Nenhuma doutrinação passiva é legítima. É direito de todos entender as interfaces de suas peças para montar o próprio quebra-cabeças, o que torna odioso o dogmatismo por ação externa para usurpar a decisão alheia, com o intuito de ampliar poder e destituir as pessoas do seu inalienável direito de escolha. E aos que se mostrem funcionalmente incapazes de fazê-lo deve ser garantida proteção contra o domínio dos que estão atrás apenas da força emprestada pelo volume, e não pelo pensamento.

O processo de compreensão pode, no máximo, ser auxiliado, mas nunca induzido, de modo a que o direito de escolha permaneça inviolável a qualquer agente externo sob risco de abrir-se mão da liberdade, traduzida pelo acesso aos próprios princípios e valores.

O estado de direito com que um dia sonhei foi o que nos daria advogados para levar justiça aos inocentes, promotores para que a impunidade não se tornasse ancoradouro de culpados, e juízes capazes de entender a diferença entre ambos. Bastaria esses estatutos se mostrarem fiéis a seus propósitos para mudar a realidade que nos foi vendida como “direitos humanos”.

Ao contrário do que se acredita, a ameaça à humanidade não virá do espaço através de uma invasão alienígena inesperada. Ela vai sendo introduzida quase imperceptivelmente por quem já está entre nós, estendendo sutilmente sua rede de poder bem nas barbas de uma massa acomodada e conivente que, no momento do golpe final, se apresentará como seus primeiros adeptos e, ao longo do tempo, como principal força de sustentação.

Muito menos destrutivo é o "não" direto e definitivo do que o "sim" que nunca se cumpre!

A morte, ainda que perturbadora, não pode ser tida como perversa, pois que jamais nos ilude com promessas de não virá em algum momento. Bem mais cruéis são os que nos deixam sempre sem respostas, pois que aprisionam nossas vidas no sórdido cárcere das incertezas corrosivas e imobilizantes.

Firmar posição de que a Terra é o único lugar com vida inteligente no universo, frente à minúscula dimensão do planeta que habitamos, não só se mostra de uma pretensão igualmente ridícula como também de ignorância comparável a de quem refuta a vida em uma caverna porque a escuridão o impede de enxergar dentro dela. Diante do que não entende a mente deveria buscar na dúvida sua única afirmação de inteligência.

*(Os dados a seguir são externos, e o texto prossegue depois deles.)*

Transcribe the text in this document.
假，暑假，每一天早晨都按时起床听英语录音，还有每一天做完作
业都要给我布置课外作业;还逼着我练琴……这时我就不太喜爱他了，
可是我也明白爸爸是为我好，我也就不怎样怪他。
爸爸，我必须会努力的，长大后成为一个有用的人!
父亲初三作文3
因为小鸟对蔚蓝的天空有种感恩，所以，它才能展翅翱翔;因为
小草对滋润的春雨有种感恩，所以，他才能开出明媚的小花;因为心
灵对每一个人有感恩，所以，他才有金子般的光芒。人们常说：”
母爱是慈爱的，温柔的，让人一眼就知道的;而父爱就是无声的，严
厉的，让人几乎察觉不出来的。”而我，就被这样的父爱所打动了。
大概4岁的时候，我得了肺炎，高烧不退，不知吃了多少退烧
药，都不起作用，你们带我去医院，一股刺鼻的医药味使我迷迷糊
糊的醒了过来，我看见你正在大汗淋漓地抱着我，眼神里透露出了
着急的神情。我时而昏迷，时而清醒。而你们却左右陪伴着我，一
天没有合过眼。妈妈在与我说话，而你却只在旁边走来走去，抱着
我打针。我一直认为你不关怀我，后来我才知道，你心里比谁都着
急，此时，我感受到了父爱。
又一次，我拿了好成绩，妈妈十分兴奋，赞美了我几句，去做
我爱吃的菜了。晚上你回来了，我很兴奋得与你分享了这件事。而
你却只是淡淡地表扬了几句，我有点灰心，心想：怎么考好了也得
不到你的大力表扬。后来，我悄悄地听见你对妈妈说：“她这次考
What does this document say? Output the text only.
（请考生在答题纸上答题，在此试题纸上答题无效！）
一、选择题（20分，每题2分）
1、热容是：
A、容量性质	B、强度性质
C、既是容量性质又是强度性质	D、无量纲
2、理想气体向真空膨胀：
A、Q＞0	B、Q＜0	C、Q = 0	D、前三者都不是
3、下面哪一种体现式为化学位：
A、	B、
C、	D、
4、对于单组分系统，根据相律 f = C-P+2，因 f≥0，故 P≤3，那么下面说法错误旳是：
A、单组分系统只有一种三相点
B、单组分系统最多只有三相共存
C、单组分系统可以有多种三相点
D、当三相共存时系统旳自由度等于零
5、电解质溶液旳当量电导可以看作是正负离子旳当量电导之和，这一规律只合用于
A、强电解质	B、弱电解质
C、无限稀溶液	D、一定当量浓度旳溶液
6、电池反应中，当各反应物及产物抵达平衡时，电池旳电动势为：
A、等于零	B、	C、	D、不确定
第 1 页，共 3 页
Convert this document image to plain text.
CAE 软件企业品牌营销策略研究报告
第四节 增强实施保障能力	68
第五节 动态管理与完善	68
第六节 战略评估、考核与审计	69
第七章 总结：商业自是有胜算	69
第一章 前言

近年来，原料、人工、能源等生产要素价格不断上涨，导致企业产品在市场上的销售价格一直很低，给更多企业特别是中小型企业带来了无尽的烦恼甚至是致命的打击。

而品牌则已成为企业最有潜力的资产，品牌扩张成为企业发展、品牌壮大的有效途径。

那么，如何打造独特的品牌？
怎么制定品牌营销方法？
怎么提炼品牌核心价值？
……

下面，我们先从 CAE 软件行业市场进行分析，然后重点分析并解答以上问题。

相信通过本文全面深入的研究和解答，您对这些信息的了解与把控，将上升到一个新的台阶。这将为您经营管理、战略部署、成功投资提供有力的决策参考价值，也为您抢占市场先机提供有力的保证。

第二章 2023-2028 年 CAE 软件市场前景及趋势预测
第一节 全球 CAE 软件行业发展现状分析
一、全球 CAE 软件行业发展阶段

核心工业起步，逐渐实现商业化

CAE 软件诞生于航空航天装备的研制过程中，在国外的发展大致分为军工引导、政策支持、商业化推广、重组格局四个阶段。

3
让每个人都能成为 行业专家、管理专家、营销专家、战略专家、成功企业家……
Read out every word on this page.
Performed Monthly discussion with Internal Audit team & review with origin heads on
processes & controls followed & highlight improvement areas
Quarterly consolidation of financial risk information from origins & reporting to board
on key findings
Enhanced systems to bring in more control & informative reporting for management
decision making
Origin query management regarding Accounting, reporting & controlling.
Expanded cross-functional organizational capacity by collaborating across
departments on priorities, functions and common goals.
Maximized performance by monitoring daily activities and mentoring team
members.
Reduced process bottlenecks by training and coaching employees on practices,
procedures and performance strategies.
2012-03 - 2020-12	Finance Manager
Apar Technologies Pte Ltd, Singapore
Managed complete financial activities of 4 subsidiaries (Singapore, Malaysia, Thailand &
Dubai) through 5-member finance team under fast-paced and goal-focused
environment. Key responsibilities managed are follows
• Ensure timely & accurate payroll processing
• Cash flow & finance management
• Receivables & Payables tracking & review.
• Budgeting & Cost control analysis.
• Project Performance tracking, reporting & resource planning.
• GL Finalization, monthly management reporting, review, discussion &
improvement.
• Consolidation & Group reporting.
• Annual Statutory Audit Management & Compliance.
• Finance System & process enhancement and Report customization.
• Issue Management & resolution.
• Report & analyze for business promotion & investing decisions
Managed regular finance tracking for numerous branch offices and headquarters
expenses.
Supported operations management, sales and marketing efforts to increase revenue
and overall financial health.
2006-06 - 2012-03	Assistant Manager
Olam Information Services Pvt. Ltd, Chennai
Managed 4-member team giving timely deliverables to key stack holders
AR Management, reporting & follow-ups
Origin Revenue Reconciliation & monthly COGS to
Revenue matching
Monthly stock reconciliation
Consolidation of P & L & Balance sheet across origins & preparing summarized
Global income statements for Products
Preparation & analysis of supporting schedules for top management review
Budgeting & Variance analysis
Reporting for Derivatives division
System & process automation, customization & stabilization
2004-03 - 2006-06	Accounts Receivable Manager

Fazer-se maior não é o mesmo que exibir sua força. As águas dos rios nos mostram que sua vitória sobre as pedras no caminho para o mar não é lançar-se sobre elas, mas contorna-las sem as quebrar, livrá-las de suas arestas e deixar-lhes o limo para que não firam. Assim podem seguir sua missão de compor um poderoso oceano que herdou deles humildade para se posicionar abaixo de todos os rios do mundo.

Autodomínio é a consciência de que todo problema atinge o tamanho que permitimos. Muitos regridem não pela declaração de guerra, mas pela postura de não resistência, que inverte o sentido de uma força maior do que a mínima para nos pôr de joelhos.